Philippines Planning Minister Sees 6% Growth, More Policy Easing
Philippines’ growth likely bounced back to the 6% level last quarter as inflation cooled, giving the central bank flexibility to pursue more monetary easing this year, Economic Planning Secretary Ernesto Pernia said.
Gross domestic product growth in the third quarter should be “significantly better” than the April to June period, hitting at least 6%, Pernia said in an interview on the sidelines of a Philippines-Singapore business summit in Singapore. Expansion in the second quarter eased to 5.5%, the slowest pace in four years.
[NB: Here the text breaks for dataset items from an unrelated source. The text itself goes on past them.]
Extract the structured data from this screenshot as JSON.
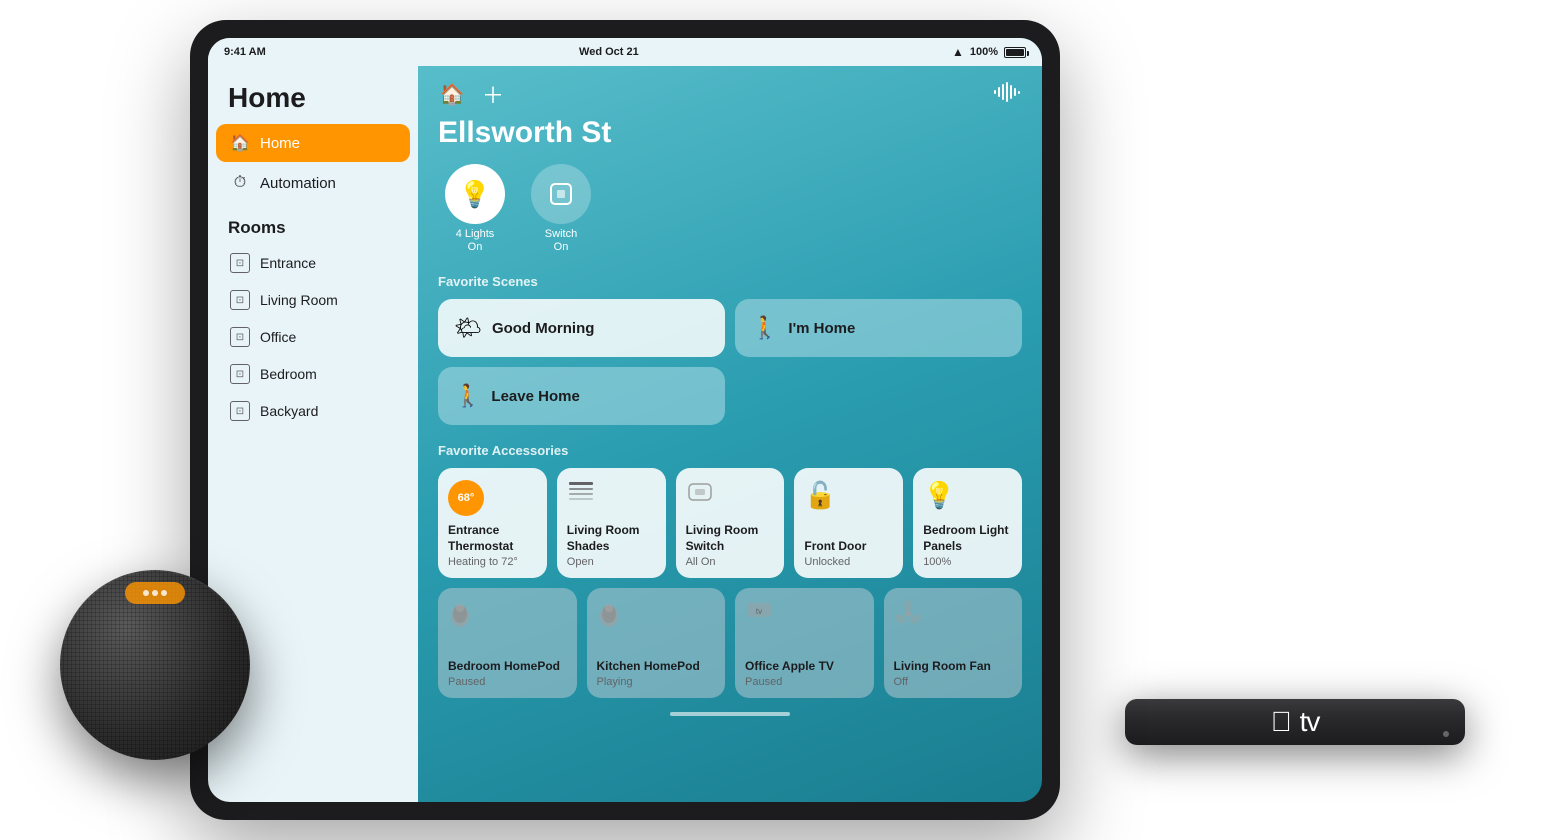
{
  "statusBar": {
    "time": "9:41 AM",
    "date": "Wed Oct 21",
    "battery": "100%"
  },
  "sidebar": {
    "title": "Home",
    "navItems": [
      {
        "id": "home",
        "label": "Home",
        "icon": "🏠",
        "active": true
      },
      {
        "id": "automation",
        "label": "Automation",
        "icon": "⏱",
        "active": false
      }
    ],
    "roomsTitle": "Rooms",
    "rooms": [
      {
        "label": "Entrance"
      },
      {
        "label": "Living Room"
      },
      {
        "label": "Office"
      },
      {
        "label": "Bedroom"
      },
      {
        "label": "Backyard"
      }
    ]
  },
  "main": {
    "homeName": "Ellsworth St",
    "quickTiles": [
      {
        "id": "lights",
        "label": "4 Lights\nOn",
        "icon": "💡",
        "active": true
      },
      {
        "id": "switch",
        "label": "Switch\nOn",
        "icon": "⬜",
        "active": false
      }
    ],
    "favoriteScenesLabel": "Favorite Scenes",
    "scenes": [
      {
        "id": "good-morning",
        "label": "Good Morning",
        "icon": "☀️",
        "style": "white"
      },
      {
        "id": "im-home",
        "label": "I'm Home",
        "icon": "🚶",
        "style": "tinted"
      },
      {
        "id": "leave-home",
        "label": "Leave Home",
        "icon": "🚶",
        "style": "tinted"
      }
    ],
    "favoriteAccessoriesLabel": "Favorite Accessories",
    "accessories": [
      {
        "id": "entrance-thermostat",
        "name": "Entrance Thermostat",
        "status": "Heating to 72°",
        "icon": "thermo",
        "badge": "68°",
        "style": "white"
      },
      {
        "id": "living-room-shades",
        "name": "Living Room Shades",
        "status": "Open",
        "icon": "≡",
        "style": "white"
      },
      {
        "id": "living-room-switch",
        "name": "Living Room Switch",
        "status": "All On",
        "icon": "▭",
        "style": "white"
      },
      {
        "id": "front-door",
        "name": "Front Door",
        "status": "Unlocked",
        "icon": "🔓",
        "style": "white"
      },
      {
        "id": "bedroom-light-panels",
        "name": "Bedroom Light Panels",
        "status": "100%",
        "icon": "💡",
        "style": "white"
      }
    ],
    "accessories2": [
      {
        "id": "bedroom-homepod",
        "name": "Bedroom HomePod",
        "status": "Paused",
        "icon": "🔊",
        "style": "gray"
      },
      {
        "id": "kitchen-homepod",
        "name": "Kitchen HomePod",
        "status": "Playing",
        "icon": "🔊",
        "style": "gray"
      },
      {
        "id": "office-apple-tv",
        "name": "Office Apple TV",
        "status": "Paused",
        "icon": "tv",
        "style": "gray"
      },
      {
        "id": "living-room-fan",
        "name": "Living Room Fan",
        "status": "Off",
        "icon": "🌀",
        "style": "gray"
      }
    ]
  }
}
“I would expect another easing of the policy rate, maybe another 25 (basis points),” and there could be further cuts in banks’ reserve requirement ratio too, the economic planning chief said on Tuesday. Pernia doesn’t sit in the central bank’s policy making Monetary Board.
Growth was hobbled earlier this year by a dispute over the 2019 budget that delayed its passage by four months. With that standoff now resolved, the economy is set to pick up in the second half as government spending “markedly increased,” Pernia said.
Expansion this quarter will further accelerate on seasonal consumption spending, Pernia said, penciling in growth of 6% to 6.5% for the full year. The 7% top end of the 2019 target, is probably not reachable, he said.
There are no plans to implement a stimulus like in Thailand but stronger public spending “is already in itself a kind of stimulus,” he said. Among infrastructure projects queued up are the new airport in Bulacan province north of the capital, a Manila subway, and the upgrade of the Manila airport.
The impact of the U.S.-China trade tensions on Philippines is a minimal 0.1 percentage point cut in the GDP growth, and the nation, like its Southeast Asian peers, is starting to get some of the semiconductor business leaving China, Pernia said.
An impeachment inquiry in the U.S. “may distract” President Donald Trump and halt the imposition of additional tariffs on China, the Philippine official said.